Your project also should not contain any src folder imports for React components. While JavaScript files were always available in the src directory before, it was never recommended to import the source version directly.

Fonts and Images

Fonts and images are now stored in @cmsgov/design-system/dist/fonts and @cmsgov/design-system/dist/images. Previously they were stored in @cmsgov/design-system/fonts and @cmsgov/design-system/images.

If you’re using a tool like webpack to collect the images and fonts during your app’s build process, you will need to update the appropriate path variables. A typical Sass import might have looked like this:

$font-path: "~@cmsgov/design-system-core/fonts";
$image-path: "~@cmsgov/design-system-core/images";

When migrating to v2, it will need to be changed to:

$font-path: "~@cmsgov/design-system/dist/fonts";
$image-path: "~@cmsgov/design-system/dist/images";

Focus styles

CMSDS focus styles will now be considered a draft feature, and will be turned off by default. Focus styles can be reenabled by setting the $ds-include-focus-styles build variable to true, but these styles will likely change in the future as we iterate on our design. See the theming page for more information on how to customize or enable focus styles.

Why the change?

When we first released focus styles in version 3.6.0, our goal was to provide a recommended focus style implementation that would incorporate accessibility and best practices, much of which was informed by UKgov's research and USWDS's focus state implementation. While we spent 4 months developing, iterating, and gathering feedback before the release, we made several mistakes in the process. Due to communication and process shortcomings, our team wasn't able to fully consider how our design would impact existing focus styles, or whether or not our design was too specific. Our team assumed that the SCSS variables we provided were sufficient to adapt the focus styles for different use cases and we neglected to add an easy way to opt-out of the new feature.

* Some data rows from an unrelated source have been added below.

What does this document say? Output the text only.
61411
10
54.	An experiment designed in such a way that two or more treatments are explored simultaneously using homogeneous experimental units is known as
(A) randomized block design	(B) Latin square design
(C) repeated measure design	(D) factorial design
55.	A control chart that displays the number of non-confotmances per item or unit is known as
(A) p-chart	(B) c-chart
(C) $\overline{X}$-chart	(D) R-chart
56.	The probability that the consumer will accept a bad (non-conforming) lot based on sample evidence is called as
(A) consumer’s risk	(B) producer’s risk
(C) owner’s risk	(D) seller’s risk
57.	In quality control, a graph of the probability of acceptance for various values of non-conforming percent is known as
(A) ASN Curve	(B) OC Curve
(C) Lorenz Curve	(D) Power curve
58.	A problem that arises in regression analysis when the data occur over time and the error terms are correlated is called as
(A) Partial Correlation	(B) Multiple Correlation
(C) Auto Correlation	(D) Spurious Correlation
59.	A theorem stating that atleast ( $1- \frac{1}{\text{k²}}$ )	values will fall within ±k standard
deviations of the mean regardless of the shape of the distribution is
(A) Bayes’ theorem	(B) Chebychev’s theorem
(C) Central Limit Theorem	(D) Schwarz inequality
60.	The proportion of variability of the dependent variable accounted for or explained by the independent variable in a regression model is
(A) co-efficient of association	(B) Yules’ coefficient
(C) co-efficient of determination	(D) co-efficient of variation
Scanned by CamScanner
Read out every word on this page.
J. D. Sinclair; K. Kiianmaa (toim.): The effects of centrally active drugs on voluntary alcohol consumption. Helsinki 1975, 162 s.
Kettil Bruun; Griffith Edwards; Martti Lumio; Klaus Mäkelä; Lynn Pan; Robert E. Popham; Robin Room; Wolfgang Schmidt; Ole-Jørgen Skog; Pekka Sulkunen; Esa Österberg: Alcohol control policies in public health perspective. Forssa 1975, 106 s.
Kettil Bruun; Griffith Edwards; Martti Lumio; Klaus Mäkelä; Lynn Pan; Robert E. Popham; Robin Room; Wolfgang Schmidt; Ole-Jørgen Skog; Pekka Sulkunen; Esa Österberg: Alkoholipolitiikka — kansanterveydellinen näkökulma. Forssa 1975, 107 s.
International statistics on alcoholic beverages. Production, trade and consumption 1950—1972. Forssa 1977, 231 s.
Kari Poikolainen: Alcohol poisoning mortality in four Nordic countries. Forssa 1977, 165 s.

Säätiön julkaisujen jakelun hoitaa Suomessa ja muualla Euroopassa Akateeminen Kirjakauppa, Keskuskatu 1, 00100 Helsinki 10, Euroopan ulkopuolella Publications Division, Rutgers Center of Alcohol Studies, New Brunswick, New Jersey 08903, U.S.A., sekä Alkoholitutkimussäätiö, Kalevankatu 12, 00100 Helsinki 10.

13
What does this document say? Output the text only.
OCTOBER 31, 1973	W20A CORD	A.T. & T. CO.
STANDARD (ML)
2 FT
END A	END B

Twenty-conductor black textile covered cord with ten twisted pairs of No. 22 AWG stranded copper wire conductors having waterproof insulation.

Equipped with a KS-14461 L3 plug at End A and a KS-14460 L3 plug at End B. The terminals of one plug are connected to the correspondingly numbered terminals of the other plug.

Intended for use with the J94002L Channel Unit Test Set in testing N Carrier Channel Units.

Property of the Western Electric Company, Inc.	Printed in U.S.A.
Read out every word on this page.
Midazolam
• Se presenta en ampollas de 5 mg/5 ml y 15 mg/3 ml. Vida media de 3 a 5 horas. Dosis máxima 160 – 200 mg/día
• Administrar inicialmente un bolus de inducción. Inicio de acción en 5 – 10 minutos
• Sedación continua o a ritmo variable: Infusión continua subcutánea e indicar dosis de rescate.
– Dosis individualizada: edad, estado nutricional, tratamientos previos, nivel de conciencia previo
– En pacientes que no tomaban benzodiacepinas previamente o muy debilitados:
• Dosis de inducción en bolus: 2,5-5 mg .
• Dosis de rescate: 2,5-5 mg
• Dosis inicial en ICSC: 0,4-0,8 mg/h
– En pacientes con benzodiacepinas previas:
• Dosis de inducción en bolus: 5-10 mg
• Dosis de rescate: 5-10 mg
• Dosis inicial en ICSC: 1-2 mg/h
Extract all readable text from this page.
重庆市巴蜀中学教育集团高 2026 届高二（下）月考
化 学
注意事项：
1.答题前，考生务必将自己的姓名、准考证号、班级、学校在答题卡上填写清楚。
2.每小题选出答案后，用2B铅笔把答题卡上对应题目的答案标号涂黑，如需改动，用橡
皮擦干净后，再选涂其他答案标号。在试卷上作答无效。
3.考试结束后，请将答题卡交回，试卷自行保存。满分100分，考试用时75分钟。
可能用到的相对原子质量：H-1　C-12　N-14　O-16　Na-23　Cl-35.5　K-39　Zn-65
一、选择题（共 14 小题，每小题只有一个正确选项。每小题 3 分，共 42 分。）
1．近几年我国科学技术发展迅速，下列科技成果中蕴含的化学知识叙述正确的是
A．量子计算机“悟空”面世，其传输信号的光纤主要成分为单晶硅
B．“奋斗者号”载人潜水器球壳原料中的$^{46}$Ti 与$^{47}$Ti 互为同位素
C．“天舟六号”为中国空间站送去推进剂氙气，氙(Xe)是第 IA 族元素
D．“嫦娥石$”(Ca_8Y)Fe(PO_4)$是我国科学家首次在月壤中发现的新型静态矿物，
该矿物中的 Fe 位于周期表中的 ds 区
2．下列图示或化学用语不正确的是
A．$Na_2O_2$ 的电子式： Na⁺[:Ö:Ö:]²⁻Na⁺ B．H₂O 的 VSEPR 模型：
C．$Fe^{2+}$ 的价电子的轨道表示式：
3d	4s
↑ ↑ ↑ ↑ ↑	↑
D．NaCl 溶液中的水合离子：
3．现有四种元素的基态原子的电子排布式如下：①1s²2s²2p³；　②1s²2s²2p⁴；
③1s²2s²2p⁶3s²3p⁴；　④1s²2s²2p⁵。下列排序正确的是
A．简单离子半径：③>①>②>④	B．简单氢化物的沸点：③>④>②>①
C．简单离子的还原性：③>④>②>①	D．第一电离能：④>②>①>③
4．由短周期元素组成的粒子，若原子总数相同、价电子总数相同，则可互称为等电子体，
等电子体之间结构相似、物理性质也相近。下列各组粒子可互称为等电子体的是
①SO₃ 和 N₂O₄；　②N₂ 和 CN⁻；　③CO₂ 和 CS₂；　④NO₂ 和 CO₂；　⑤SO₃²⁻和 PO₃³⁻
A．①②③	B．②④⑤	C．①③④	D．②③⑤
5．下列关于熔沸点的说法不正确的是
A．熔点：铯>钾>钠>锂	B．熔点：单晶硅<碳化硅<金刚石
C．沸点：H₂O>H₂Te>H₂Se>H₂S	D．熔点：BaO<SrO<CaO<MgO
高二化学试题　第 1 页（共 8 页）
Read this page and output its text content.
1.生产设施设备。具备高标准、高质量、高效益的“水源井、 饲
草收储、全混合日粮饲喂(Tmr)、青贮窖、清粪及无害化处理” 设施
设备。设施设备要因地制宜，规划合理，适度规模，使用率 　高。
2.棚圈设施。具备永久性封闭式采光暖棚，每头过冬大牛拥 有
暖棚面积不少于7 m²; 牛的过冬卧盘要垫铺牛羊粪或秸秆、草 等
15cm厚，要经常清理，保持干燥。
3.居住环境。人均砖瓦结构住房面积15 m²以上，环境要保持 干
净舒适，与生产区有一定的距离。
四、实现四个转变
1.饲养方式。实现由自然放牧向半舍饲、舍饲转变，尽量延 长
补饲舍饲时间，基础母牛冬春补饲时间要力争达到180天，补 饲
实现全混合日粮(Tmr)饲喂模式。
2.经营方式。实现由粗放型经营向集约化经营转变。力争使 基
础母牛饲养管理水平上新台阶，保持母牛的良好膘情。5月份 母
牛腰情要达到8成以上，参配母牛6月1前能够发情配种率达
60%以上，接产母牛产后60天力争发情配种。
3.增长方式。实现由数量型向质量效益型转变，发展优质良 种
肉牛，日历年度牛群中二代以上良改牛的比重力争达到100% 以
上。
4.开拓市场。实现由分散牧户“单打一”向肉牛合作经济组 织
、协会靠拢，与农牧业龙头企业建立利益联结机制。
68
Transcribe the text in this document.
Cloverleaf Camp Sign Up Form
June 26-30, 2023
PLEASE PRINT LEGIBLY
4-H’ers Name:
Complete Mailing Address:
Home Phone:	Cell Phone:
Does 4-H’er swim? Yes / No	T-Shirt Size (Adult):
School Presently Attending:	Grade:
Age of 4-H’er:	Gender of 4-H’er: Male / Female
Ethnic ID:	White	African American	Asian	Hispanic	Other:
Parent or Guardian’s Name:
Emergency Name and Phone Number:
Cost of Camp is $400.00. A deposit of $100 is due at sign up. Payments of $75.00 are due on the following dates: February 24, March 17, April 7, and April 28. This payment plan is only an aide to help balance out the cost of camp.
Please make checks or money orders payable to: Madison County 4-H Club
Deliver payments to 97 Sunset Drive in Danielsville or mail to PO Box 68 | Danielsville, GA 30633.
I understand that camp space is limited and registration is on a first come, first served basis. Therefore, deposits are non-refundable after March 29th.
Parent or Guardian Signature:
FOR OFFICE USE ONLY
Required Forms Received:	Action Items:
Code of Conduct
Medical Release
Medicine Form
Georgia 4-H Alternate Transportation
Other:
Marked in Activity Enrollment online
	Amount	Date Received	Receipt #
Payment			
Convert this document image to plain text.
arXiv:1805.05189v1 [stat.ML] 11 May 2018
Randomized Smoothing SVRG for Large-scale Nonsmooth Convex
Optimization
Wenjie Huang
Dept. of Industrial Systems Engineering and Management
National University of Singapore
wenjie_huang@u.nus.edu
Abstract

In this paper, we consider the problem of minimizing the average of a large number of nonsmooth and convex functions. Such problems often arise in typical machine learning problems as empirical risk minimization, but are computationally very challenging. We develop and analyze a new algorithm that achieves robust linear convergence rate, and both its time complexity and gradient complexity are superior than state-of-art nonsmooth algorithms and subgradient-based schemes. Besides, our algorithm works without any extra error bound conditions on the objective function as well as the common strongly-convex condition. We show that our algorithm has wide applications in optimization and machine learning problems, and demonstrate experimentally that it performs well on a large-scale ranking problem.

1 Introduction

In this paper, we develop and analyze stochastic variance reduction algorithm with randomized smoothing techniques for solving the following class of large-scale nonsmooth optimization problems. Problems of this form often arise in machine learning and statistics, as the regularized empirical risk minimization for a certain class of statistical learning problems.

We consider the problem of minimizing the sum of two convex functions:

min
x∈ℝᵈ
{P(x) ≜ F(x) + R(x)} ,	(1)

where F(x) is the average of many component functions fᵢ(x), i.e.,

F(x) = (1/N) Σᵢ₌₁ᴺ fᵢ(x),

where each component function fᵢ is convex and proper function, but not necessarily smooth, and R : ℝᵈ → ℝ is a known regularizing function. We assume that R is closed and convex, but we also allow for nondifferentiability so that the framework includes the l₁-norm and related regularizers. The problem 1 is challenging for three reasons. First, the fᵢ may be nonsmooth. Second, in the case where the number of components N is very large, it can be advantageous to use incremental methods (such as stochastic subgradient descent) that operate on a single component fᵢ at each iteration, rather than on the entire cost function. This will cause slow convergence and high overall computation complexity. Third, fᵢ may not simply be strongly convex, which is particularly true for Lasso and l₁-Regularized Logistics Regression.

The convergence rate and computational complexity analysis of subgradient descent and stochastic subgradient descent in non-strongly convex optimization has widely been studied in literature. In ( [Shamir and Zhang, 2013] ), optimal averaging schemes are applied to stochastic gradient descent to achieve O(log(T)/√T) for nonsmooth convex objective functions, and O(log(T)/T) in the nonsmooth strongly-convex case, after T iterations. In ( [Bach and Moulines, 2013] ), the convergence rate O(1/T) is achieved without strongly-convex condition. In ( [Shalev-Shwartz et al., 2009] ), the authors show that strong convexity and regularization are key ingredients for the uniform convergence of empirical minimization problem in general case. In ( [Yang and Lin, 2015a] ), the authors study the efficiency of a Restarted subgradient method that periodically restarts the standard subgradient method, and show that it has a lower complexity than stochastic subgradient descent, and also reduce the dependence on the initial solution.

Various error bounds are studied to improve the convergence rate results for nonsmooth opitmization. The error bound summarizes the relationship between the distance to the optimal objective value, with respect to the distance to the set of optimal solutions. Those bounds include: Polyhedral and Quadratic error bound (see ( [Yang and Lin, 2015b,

In this release, we worked to correct these mistakes by putting the new styles under a flag and turning them off by default. In the future, we plan on iterating on our default styles to be more generalized and more in line with existing focus styles on CMS products. We will also be adding additional mixins, variables, and documentation to make it easier for teams to customize focus styles.

A note on versioning

When we decided to publish our new NPM packages for this release, we chose to start at v2.0.0 even though our old NPM packages were at v3.7.0. The main reason for this is that our past v2 and v3 major releases didn't introduce breaking changes to our design system according to our SemVer guidelines. These releases were also not aligned with our product communication and marketing, and were limited to developer usage.

With this major release, we are correcting past inconsistencies and unifying our versioning across NPM packages, our Sketch library, and product communication. Because we still have the same Github repo and release notes, we will be adopting a new naming convention for our release tags going forward; the version number will be prefixed with core- (i.e. core-2.0.0).

This was a difficult decision to make, but we believe this will make things more consistent and simpler going forward.